Le président français Emmanuel Macron a fait hier un nouveau geste pour « réconcilier les mémoires » entre Français et Algériens en facilitant l’accès aux archives classifiées datant de plus de 50 ans, et donc sur l’histoire encore sensible de la guerre d’Algérie. Cette décision marque une nouvelle étape dans la dynamique du chef de l’État français pour tenter de relancer les relations franco-algériennes en les purgeant des « tabous » qui demeurent vivaces des deux côtés de la Méditerranée, près de 60 ans après la fin de la colonisation et de la guerre en 1962. Ce « travail de mémoire » s’est accéléré depuis la remise le 20 janvier du rapport de l’historien Benjamin Stora et devrait encore s’amplifier d’ici à la fin du mandat d’Emmanuel Macron.
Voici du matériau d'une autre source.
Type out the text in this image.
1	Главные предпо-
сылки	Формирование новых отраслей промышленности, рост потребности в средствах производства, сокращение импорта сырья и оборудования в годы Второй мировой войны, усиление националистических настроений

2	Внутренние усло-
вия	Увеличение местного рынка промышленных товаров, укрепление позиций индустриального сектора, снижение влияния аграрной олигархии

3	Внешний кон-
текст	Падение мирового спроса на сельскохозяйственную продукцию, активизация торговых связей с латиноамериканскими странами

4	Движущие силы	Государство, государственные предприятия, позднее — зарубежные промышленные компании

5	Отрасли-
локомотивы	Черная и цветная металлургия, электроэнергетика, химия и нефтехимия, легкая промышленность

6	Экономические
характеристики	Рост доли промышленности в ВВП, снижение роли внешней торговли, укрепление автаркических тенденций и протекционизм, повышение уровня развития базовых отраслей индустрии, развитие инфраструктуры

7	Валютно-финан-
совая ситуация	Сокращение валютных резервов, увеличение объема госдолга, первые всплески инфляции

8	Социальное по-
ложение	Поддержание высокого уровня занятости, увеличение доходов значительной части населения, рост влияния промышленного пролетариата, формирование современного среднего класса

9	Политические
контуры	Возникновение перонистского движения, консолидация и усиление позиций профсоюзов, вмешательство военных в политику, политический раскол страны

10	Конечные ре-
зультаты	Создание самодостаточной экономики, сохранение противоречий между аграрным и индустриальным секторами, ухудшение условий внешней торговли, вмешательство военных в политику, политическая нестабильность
À l’approche du 60e anniversaire de l’indépendance de l’Algérie (5 juillet 1962), les présidents français et algérien ont désigné chacun un expert, Abdelmadjid Chikhi (ancien combattant de la guerre d’indépendance, historien, directeur des archives nationales algériennes) pour l’Algérie, Benjamin Stora (historien, spécialiste de l’histoire contemporaine de l’Algérie) pour la France. L’objectif est de rechercher les pistes pour une réconciliation face à une histoire commune, encore sensible et souvent douloureuse. Mardi dernier, M. Macron a ainsi reconnu la responsabilité française dans l’assassinat en 1957 d’un avocat indépendantiste, Ali Boumendjel. La décision sur les archives est moins symbolique et plus technique.
Monde - Algérie
La France fait un nouveau geste pour « la réconciliation des mémoires »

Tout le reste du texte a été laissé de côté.